C’est aussi un facteur d’aggravation des inégalités. Là aussi, on peut toujours essayer de réduire les inégalités, mais si on continue à laisser ces violences être commises, la fabrique des inégalités continuera à fonctionner—car ces inégalités sont fabriquées à un haut niveau ; on est tout le temps en train d’écoper, et c’est pour ça qu’on n’y arrive pas. Les inégalités restent présentes tant qu’il y a cette problématique des violences, ce sont des milliers de vies dévastées, et il y a une perte de chances épouvantable sur la santé de ces femmes, puisque les médecins en France ne sont absolument pas formés. Actuellement, on est informé sur les conséquences des violences, en particulier on sait que les violences sexuelles, les maltraitances envers les enfants sont un problème de santé publique majeur—c’est connu. Il y a un consensus pour dire que la majeure partie de la psychiatrie, c’est des troubles psychotraumatiques : 70% de la psychiatrie relève des troubles psychotraumatiques. Mais habituellement, les médecins ne sont toujours pas formés ni sur les violences, ni sur les troubles psychotraumatiques. On a fait une étude qui a montré que plus de 87% des étudiants en médecine n’avaient jamais entendu parler des violences, de prise en charge ou de psychotrauma, et que 95% réclamaient d’être formés.

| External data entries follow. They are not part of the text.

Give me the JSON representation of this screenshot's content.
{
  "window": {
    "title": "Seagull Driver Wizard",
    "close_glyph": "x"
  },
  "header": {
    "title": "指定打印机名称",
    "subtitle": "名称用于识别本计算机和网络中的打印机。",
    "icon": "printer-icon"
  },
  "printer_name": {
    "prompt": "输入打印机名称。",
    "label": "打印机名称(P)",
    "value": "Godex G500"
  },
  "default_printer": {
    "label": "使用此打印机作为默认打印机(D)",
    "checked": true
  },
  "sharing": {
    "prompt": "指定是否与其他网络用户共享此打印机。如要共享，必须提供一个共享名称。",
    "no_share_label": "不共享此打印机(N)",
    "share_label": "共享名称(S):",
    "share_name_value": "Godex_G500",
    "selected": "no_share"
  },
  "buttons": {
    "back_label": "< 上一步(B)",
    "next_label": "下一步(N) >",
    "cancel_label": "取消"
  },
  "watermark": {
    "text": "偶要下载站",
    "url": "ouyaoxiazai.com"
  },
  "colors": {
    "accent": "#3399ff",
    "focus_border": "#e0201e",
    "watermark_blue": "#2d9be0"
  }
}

On en est là, et ce n’est pas pour rien : la grande majorité des doyens sont des hommes et la médecine, c’est un univers de dominants–on l’a subi en tant qu’étudiantes et jeunes médecins–et ils sont accrochés à leurs privilèges et ne veulent absolument pas prendre en compte l’impact des violences. Il faudrait une décision forte pour dire qu’il est impossible de ne pas former des médecins à ces réalités-là, que c’est une perte de chances effroyable, pour les enfants, pour les femmes, pour les plus vulnérables qui sont le plus exposé-es à ces violences, et que c’est indigne d’une société. C’est ce que j’avais dit à la fin de mon manifeste, ça peut même être vu comme une complicité avec les criminels. On pourrait même porter plainte contre la France au niveau international pour tortures sexuelles et crimes sexuels, puisqu’elle ne fait pas ce qu’il faut, tant pour protéger les victimes que pour leur rendre justice et pour les prendre en charge médicalement A tous les niveaux, c’est totalement défaillant. Le travail à faire est énorme, et la perte d’autant plus scandaleuse que la prise en charge, une protection immédiate, réelle, efficace, une prise en charge par un psychiatre, un traitement et des soins peuvent permettre d’éviter les conséquences liées aux psychotraumatismes –les études le démontrent—peuvent résoudre cette dissociation, qui est un mécanisme de survie que met en place le cerveau.

 

Dissociation traumatique qui est à l’origine de la vulnérabilité à d’autres violences, parce que les agresseurs repèrent immédiatement que les victimes sont dissociées donc qu’elles n’ont pas la capacité de pouvoir leur échapper et de se défendre. Et cette dissociation fait aussi que personne n’en a rien à faire, parce que de toute façon, elles ont l’air complètement à l’ouest, on ne va pas du tout les protéger, parce que personne n’a peur pour elles. C’est effarant de constater, quand on discute avec les magistrats qui s’opposent à l’allongement de la prescription, voire à l’imprescriptibilité que nous demandons, que jamais ils n’évoquent le fait que permettre à des victimes de porter plainte, ça permet de protéger d’autres victimes et, en ayant une justice qui agit, de mettre hors d’état de nuire les violeurs : le fait que ça protège d’autres victimes, ça ne les intéresse jamais. J’ai vu ça dans les commissions auxquelles j’ai participé, et à l’échelon du syndicat de la magistrature ; à l’échelon individuel, il y a des magistrats qui sont bien, avec qui on peut travailler. Mais la majorité des magistrats sont contre nous, la majorité des médecins aussi, donc on doit « travailler contre ». On sent que la majorité de ces hommes dominants ne veulent absolument pas renoncer à leurs privilèges, continuer à se servir comme ils veulent quand ils veulent et pouvoir exercer les pires violences tranquilles dans leur coin.